Uni4D: Unifying Visual Foundation Models for 4D Modeling from a Single Video
David Yifan Yao, Albert J. Zhai, Shenlong Wang
TL;DR
Uni4D tackles the challenge of holistic 4D modeling from casual monocular video by unifying pretrained visual foundation models within a training-free, energy-minimization framework. It introduces a three-stage optimization that sequentially estimates camera pose, static geometry, and dynamic 3D motion, guided by cues from models for segmentation, depth, and dense tracking. The approach achieves state-of-the-art performance on pose and video depth benchmarks across synthetic and real-world datasets, while avoiding retraining and leveraging strong priors for robustness. The results demonstrate coherent, high-quality 4D reconstructions with improved temporal and spatial consistency, highlighting the value of modular foundation-model cues in dynamic scene understanding. This work paves the way for scalable, generalizable 4D modeling in unconstrained video data using existing pretrained components.
Abstract
This paper presents a unified approach to understanding dynamic scenes from casual videos. Large pretrained vision foundation models, such as vision-language, video depth prediction, motion tracking, and segmentation models, offer promising capabilities.
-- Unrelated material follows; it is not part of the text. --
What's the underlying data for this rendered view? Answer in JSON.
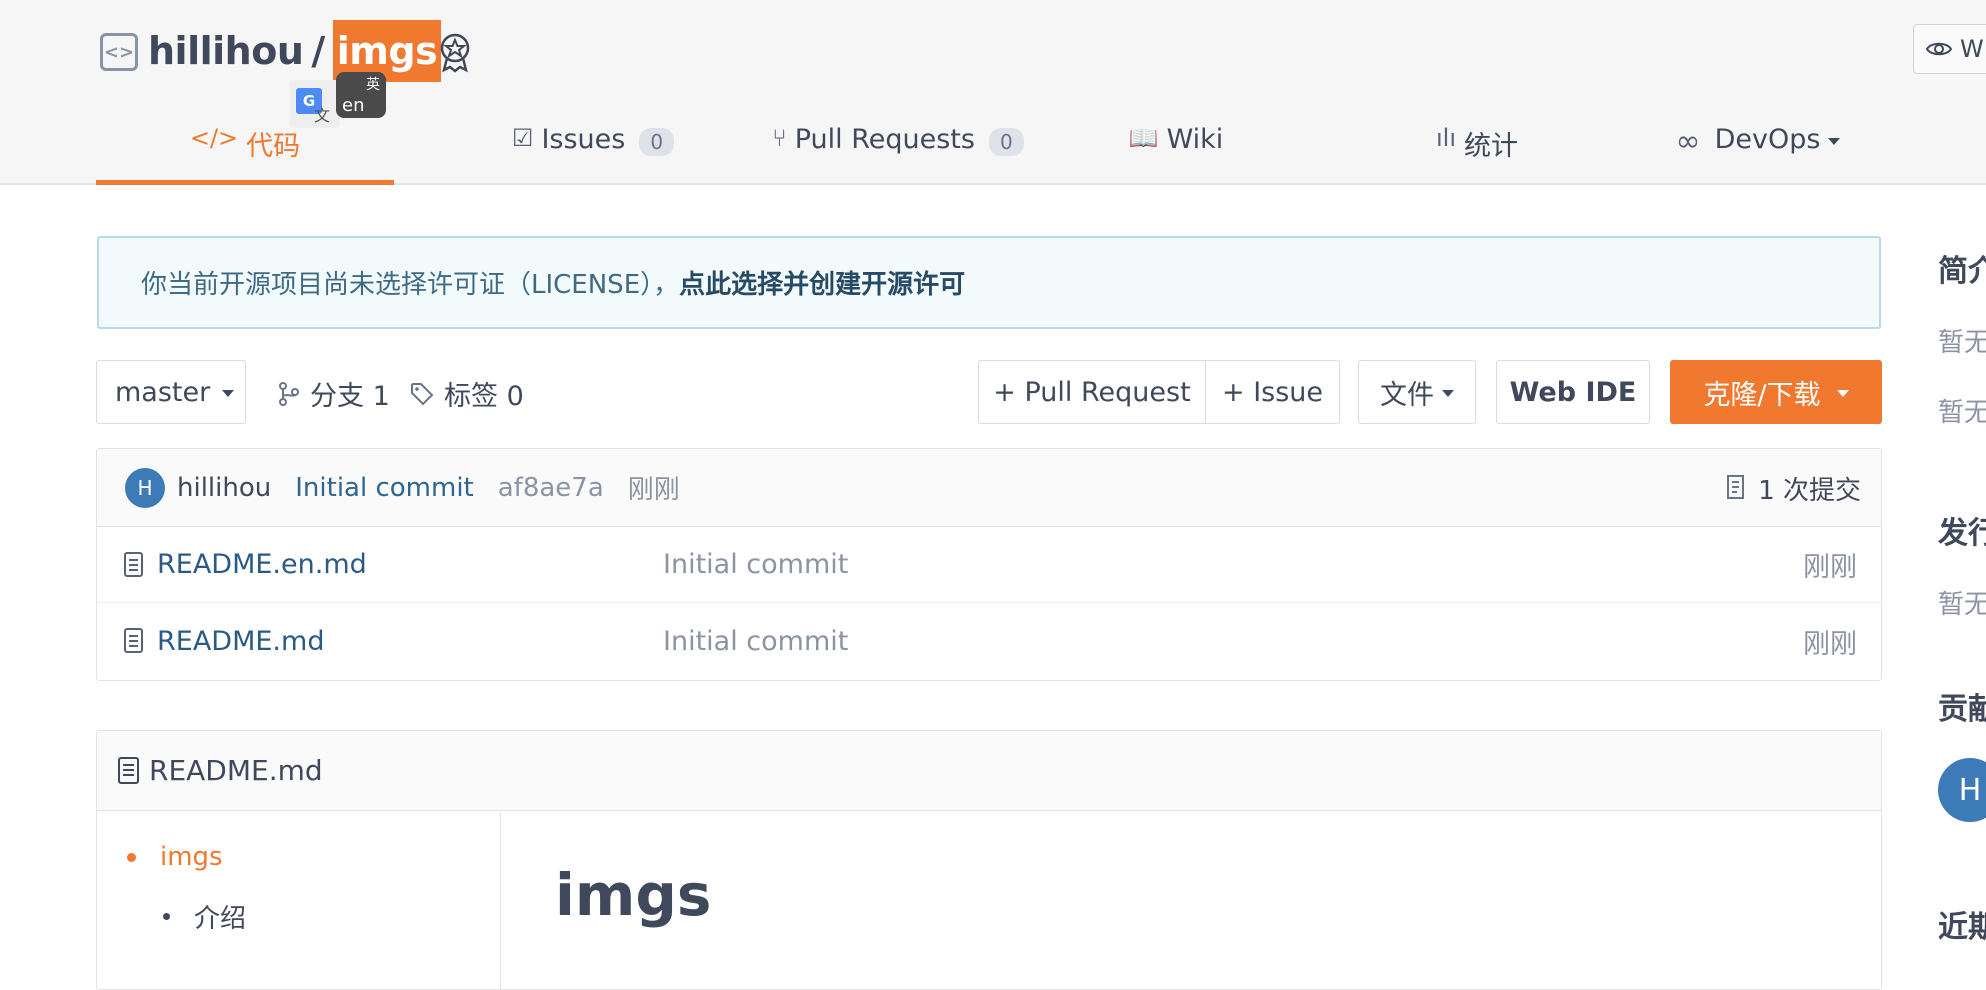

However, training a single model for comprehensive 4D understanding remains challenging. We introduce Uni4D, a multi-stage optimization framework that harnesses multiple pretrained models to advance dynamic 3D modeling, including static/dynamic reconstruction, camera pose estimation, and dense 3D motion tracking. Our results show state-of-the-art performance in dynamic 4D modeling with superior visual quality. Notably, Uni4D requires no retraining or fine-tuning, highlighting the effectiveness of repurposing visual foundation models for 4D understanding.